Питер Марлоу сидел с Маком, который поглощал цыпленка.
– Боже, парень, уже не помню, когда я так хорошо себя чувствовал и был таким сытым.
– Отлично. Вы прекрасно выглядите. Мак.
Питер Марлоу рассказал Маку, откуда взялись деньги на цыпленка. Мак одобрил:
– Вы правильно сделали, что взяли деньги. Похоже, этот Праути украл часы или собрал подделку. Было ошибкой с его стороны пытаться продать негодный товар. Помните, приятель, Caveat emptor[16].

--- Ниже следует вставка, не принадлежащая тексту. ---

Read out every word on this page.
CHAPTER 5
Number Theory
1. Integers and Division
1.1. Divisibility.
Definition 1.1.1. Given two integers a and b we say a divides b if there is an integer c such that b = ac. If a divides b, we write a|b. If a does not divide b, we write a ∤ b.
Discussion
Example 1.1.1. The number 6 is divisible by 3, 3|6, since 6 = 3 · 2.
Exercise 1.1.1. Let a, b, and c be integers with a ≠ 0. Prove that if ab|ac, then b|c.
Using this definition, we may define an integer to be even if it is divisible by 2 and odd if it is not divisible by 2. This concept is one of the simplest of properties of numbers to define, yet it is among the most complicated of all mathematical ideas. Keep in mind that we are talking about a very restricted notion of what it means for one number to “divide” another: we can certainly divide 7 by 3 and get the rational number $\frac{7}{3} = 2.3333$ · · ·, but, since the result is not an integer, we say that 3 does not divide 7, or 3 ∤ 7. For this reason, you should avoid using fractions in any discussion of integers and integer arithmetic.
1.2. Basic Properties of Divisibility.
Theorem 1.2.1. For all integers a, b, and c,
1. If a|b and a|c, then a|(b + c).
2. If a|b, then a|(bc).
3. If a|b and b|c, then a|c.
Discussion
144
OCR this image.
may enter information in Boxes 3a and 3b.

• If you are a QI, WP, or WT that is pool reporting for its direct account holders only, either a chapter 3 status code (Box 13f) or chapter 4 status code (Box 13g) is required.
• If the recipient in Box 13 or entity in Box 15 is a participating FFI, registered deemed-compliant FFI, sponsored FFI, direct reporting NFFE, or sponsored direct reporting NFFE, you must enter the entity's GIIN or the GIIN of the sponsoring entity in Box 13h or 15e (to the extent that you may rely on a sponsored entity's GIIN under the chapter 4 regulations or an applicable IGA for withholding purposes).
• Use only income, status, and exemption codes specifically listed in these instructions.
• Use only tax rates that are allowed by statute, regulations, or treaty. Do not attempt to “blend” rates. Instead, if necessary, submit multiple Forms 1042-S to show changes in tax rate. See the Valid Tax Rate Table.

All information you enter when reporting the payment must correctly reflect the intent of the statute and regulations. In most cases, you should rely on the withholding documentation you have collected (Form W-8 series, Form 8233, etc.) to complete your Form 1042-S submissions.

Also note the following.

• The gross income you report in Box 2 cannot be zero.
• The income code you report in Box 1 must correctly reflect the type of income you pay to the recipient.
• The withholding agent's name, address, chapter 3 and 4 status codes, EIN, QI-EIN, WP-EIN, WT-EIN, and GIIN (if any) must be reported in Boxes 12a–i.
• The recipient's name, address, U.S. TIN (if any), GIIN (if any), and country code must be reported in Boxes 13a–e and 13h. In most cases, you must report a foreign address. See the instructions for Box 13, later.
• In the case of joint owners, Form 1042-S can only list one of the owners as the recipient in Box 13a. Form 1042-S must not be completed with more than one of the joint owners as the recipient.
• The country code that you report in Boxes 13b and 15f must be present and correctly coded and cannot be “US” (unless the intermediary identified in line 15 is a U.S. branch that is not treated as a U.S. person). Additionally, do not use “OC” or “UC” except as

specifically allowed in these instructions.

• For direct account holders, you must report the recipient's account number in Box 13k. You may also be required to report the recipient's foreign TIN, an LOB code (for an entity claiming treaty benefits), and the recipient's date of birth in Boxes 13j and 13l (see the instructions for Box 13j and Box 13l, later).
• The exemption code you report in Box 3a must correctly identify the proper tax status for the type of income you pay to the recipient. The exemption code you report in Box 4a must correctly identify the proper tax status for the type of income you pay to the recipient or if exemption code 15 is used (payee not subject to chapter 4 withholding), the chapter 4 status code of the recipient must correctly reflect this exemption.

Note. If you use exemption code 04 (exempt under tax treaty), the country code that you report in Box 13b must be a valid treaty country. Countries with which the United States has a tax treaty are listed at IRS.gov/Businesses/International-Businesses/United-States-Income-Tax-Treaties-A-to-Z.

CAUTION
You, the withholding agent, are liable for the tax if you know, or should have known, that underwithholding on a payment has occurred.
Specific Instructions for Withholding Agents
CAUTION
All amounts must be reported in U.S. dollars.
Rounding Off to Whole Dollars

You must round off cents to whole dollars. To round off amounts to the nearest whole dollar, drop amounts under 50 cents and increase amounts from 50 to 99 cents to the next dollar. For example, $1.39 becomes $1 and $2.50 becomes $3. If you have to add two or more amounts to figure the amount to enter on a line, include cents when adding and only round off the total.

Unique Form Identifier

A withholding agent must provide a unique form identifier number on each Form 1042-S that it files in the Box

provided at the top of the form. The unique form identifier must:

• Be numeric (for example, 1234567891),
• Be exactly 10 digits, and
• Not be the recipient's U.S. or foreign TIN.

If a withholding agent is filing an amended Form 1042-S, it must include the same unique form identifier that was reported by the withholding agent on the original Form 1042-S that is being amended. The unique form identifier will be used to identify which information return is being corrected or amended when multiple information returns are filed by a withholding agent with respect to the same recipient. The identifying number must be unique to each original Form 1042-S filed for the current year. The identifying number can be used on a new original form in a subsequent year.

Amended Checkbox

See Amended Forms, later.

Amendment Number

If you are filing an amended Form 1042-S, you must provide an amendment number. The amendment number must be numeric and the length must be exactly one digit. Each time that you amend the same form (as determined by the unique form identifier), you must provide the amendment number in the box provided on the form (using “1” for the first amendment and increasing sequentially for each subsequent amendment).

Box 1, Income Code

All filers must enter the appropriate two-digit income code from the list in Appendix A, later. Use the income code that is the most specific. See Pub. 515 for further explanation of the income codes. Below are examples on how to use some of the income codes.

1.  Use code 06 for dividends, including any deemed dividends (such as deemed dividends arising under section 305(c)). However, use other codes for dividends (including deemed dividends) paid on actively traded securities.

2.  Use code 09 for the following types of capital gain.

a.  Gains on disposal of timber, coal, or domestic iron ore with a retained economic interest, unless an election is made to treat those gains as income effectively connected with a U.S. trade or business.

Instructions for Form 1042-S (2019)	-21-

– Тогда почему, – спросил Питер Марлоу, – почему я чувствую себя чертовски виноватым? Вы и Ларкин говорите, что все правильно. Хотя мне кажется, Ларкин не так уверен в этом, как вы...
– Это бизнес, приятель. Ларкин – бухгалтер. Он не настоящий бизнесмен. Ну, я-то знаю, как надо действовать.
– Вы просто несчастный владелец каучуковой плантации. Откуда, черт побери, вам знать что-то о бизнесе? Вы годами торчали на своей плантации.
– Пора бы вам знать, – с досадой возразил Мак, – что на плантации работа в основном в том, чтобы быть бизнесменом. Представьте, каждый день вам приходится иметь дело с тамилами или китайцами – сейчас появилась особая порода бизнесмена. Да ведь они все фокусы выучили.
Вот так они беседовали, и Питер Марлоу радовался, что Мак снова отзывается на его подначки. Почти незаметно для себя они перешли на малайский.
И тогда Питер Марлоу небрежно сказал:
– Тебе известен предмет, который состоит из трех частей? – Ради безопасности он говорил о приемнике иносказательно.
Мак быстро оглянулся по сторонам. Он хотел убедиться в том, что их не подслушивают.
– Верно. Что с ним?
– Знаешь ли ты точно, что за болезнь у этой вещи?
– Не только знаю, почти наверняка уверен. Почему ты спрашиваешь об этом?
– Ветер принес слушок, что есть лекарство, которое может лечить разные болезни.
Лицо Мака просияло.
– Вах-лах, – сказал он. – Ты сделал старика счастливым. Через два дня я выйду отсюда. Потом ты отведешь меня к тому, кто принес этот слушок.
– Нет. Это невозможно. Я должен сделать это тайно. И быстро.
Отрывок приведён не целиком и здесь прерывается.